Documentation
¶
Overview ¶
Package pptx provides PPTX (Office Open XML Presentation) document parsing.
Package pptx provides PPTX (Office Open XML Presentation) document parsing.
Index ¶
- type ExtractOptions
- type Paragraph
- type Reader
- func (r *Reader) Close() error
- func (r *Reader) Document() (*model.Document, error)
- func (r *Reader) Markdown() (string, error)
- func (r *Reader) MarkdownWithOptions(opts ExtractOptions) (string, error)
- func (r *Reader) MarkdownWithRAGOptions(extractOpts ExtractOptions, mdOpts rag.MarkdownOptions) (string, error)
- func (r *Reader) Metadata() model.Metadata
- func (r *Reader) PageCount() (int, error)
- func (r *Reader) Slide(index int) (*Slide, error)
- func (r *Reader) SlideCount() int
- func (r *Reader) Text() (string, error)
- func (r *Reader) TextWithOptions(opts ExtractOptions) (string, error)
- type Run
- type Slide
- type Table
- type TableCell
- type TextBlock
Constants ¶
This section is empty.
Variables ¶
This section is empty.
Functions ¶
This section is empty.
Types ¶
type ExtractOptions ¶
type ExtractOptions struct {
IncludeNotes bool // Include speaker notes
IncludeTitles bool // Include slide titles (default: true)
SlideNumbers []int // Which slides to include (0-indexed, empty = all)
ExcludeHeaders bool // Exclude header placeholders
}
ExtractOptions holds options for text extraction.
type Paragraph ¶
type Paragraph struct {
Text string
Level int // Bullet/indent level (0 = top level)
IsBullet bool // Has bullet point
IsNumbered bool // Is numbered list
BulletChar string // Bullet character (if custom)

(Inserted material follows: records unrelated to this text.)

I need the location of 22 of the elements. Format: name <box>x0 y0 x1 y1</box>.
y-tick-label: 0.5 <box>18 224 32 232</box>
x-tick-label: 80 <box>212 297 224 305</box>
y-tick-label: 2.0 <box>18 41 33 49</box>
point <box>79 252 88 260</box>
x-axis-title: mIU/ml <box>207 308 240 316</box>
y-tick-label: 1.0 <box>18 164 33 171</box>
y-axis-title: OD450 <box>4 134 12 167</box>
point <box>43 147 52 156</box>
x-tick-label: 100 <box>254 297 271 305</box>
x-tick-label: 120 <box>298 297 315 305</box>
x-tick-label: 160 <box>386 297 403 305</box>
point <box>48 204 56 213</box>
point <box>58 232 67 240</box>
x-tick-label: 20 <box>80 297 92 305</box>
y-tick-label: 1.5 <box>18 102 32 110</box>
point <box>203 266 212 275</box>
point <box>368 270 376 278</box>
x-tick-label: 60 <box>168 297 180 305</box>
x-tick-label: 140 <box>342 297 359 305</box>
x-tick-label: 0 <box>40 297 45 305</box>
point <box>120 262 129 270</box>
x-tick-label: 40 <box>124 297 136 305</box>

Alignment string // l, ctr, r, just
Runs []Run // Text runs with formatting
}
Paragraph represents a paragraph within a text block.
type Reader ¶
type Reader struct {
// contains filtered or unexported fields
}
Reader provides access to PPTX document content.
func (*Reader) MarkdownWithOptions ¶
func (r *Reader) MarkdownWithOptions(opts ExtractOptions) (string, error)
MarkdownWithOptions returns presentation content as Markdown with options.
func (*Reader) MarkdownWithRAGOptions ¶
func (r *Reader) MarkdownWithRAGOptions(extractOpts ExtractOptions, mdOpts rag.MarkdownOptions) (string, error)
MarkdownWithRAGOptions returns presentation content as Markdown with RAG options.
func (*Reader) SlideCount ¶
SlideCount returns the number of slides.
func (*Reader) TextWithOptions ¶
func (r *Reader) TextWithOptions(opts ExtractOptions) (string, error)
TextWithOptions extracts text content with the specified options.
type Slide ¶
type Slide struct {
Index int // 0-indexed slide number
Title string // Slide title (from title placeholder)
Content []TextBlock // Text content in reading order
Tables []Table // Tables on the slide
Notes string // Speaker notes
}
Slide represents a parsed slide.
func (*Slide) GetMarkdown ¶
GetMarkdown returns the slide content as markdown.
type Table ¶
type Table struct {
Rows [][]TableCell
Columns int
X, Y int // Position in EMUs
Width int // Width in EMUs
Height int // Height in EMUs
}
Table represents a table on a slide.
func (*Table) ToMarkdown ¶
ToMarkdown converts a table to markdown format.
type TableCell ¶
type TableCell struct {
Text string
RowSpan int
ColSpan int
IsMerged bool // Part of a merged cell (not the origin)
}
TableCell represents a cell in a table.
type TextBlock ¶
type TextBlock struct {
Text string
Paragraphs []Paragraph
IsTitle bool // Is this the slide title?
IsSubtitle bool // Is this a subtitle?
Placeholder string // Placeholder type (title, body, etc.)
X, Y int // Position in EMUs
Width int // Width in EMUs
Height int // Height in EMUs
}
TextBlock represents a block of text on a slide.